Advancing Scalable Oversight, by finding the best ways to use the complementary strengths of humans and AI to identify harm in conversations. Funding for the Spring 2026 SPAR project https://sparai.org/projects/sp26/recu4ePI8o6thONSs.
Datasets: Make a dataset of tasks that represent the task of identifying harm in AI-conversation in a wide range of domains (health, computer-control, etc.), where baseline Humans and AIs get <70% accuracy. We will collect these datasets from existing literature (building from our work in the Fall), and creating new datasets via techniques like tampers.
Methods: Develop methods for Complementarity on those datasets. We will build and improve our confidence-calculation, hybridization, and sub-task-delegation methods we developed in the Fall, and introduce new assistance methods.
Platform: Develop a Human Rating platform that fixes a lot of the issues in existing Human Rating platforms used in academia. This is worth the time investment for our project-alone, and we also aim to allow all other projects collecting Human Ratings to use this for free, making it easier to incorporate humans in the loop.
$20k from SPAR for the Spring 206 round. $3.5k of that will go to inference costs, $500 will go to platform hosting costs, and $16k will go to human experiment costs.

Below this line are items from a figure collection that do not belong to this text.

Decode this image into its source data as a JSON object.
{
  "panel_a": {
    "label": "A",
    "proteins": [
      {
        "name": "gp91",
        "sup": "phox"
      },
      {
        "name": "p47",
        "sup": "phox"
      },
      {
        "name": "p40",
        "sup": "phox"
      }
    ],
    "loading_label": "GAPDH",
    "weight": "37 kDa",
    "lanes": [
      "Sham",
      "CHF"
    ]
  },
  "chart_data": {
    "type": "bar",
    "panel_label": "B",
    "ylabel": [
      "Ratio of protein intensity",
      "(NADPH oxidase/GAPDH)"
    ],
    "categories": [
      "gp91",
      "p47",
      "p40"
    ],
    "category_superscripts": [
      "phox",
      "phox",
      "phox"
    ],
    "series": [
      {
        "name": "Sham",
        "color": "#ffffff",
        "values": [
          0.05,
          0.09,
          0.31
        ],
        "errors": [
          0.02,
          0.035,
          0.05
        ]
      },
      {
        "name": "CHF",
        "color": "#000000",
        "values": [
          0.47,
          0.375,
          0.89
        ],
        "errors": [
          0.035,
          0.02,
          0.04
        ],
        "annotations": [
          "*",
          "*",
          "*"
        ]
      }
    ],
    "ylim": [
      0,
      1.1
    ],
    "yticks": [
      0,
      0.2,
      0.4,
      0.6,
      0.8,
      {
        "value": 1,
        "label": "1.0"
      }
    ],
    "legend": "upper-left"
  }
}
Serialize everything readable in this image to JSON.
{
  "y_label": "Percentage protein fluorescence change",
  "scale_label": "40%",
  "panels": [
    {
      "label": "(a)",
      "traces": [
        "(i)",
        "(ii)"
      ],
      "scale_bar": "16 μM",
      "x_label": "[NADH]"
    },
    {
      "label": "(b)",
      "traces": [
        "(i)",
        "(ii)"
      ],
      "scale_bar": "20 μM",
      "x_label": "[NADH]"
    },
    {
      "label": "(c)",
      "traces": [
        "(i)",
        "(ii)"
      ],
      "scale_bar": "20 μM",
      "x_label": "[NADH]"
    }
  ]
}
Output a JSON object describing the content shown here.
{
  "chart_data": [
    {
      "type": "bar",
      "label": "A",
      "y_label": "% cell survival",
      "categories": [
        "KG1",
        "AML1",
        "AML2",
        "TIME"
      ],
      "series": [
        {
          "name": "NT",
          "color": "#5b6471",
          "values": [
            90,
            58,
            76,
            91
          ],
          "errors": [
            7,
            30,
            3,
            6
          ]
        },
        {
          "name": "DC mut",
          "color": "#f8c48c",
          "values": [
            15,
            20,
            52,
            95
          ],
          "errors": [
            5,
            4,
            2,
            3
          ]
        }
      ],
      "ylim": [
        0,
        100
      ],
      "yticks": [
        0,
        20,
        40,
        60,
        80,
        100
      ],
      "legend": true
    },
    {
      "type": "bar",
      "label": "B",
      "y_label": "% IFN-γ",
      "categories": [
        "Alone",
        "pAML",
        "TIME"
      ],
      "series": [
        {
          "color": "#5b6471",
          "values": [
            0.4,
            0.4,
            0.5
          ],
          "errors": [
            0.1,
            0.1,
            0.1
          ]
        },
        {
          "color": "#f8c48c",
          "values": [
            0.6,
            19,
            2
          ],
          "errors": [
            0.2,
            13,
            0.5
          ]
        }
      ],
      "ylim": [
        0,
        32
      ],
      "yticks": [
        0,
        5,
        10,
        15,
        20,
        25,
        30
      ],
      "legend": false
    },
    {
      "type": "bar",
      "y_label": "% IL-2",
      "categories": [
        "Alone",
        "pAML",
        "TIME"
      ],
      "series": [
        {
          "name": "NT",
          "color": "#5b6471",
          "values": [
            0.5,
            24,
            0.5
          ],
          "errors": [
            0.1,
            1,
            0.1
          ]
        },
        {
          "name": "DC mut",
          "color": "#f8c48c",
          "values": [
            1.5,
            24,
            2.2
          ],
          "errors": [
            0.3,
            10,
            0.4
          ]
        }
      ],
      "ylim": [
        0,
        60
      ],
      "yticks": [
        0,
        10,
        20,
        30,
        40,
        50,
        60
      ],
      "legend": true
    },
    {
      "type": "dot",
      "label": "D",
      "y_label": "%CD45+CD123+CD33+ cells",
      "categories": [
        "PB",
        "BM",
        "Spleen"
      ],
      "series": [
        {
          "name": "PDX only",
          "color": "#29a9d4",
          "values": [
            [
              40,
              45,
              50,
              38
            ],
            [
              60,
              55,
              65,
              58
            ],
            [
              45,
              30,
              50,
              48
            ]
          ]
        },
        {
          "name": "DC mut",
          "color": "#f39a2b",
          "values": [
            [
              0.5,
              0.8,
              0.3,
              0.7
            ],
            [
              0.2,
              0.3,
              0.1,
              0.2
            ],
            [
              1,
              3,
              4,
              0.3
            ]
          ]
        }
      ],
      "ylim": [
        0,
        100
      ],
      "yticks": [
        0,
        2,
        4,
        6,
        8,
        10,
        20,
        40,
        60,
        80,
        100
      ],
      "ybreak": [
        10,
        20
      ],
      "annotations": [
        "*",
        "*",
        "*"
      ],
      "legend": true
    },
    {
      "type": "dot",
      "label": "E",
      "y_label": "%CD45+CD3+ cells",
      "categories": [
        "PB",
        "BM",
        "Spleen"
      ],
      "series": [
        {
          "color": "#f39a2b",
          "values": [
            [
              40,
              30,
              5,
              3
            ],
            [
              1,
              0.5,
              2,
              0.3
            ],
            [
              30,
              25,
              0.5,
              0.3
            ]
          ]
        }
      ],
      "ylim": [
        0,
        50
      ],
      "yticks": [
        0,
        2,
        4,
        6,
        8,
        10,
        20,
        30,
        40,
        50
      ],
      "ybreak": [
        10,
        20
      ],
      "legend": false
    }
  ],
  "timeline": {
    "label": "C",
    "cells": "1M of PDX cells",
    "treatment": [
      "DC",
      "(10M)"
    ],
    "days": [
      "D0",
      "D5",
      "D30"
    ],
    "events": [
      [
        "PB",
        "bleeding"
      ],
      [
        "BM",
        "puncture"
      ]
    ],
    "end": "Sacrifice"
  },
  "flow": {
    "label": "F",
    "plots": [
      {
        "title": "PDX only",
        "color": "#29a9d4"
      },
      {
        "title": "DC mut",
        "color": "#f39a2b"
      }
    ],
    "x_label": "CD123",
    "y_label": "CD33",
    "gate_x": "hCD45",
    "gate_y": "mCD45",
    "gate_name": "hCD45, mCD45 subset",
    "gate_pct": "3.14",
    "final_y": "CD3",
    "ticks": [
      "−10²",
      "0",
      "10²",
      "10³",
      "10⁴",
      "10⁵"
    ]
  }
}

For the previous Fall 2025 project, we received $16k from SPAR, and $2k from me (Rishub). 90% of these costs went to human experiments with Prolific, and 10% went to inference costs.
Over the next 2 months remaining of the SPAR project (+1-3 months of potential wrap-up work), the funding will be used for:
$6k for inference costs, to try larger models and more confidence-calculation techniques
$15k for human experiment costs
$5k for fine-tuning experiments on improving confidence-calculation
$4k for Claude Max (5x) for 2 months, for the ~half of mentees that don't have it yet.
We have a team of talented 25 advisors and mentees. I’m leading it, and have worked at GDM for ~7 years, spending 2 years on Scalable Oversight (paper), and the other 5 on other high-impact projects like AlphaFold 2 and 3.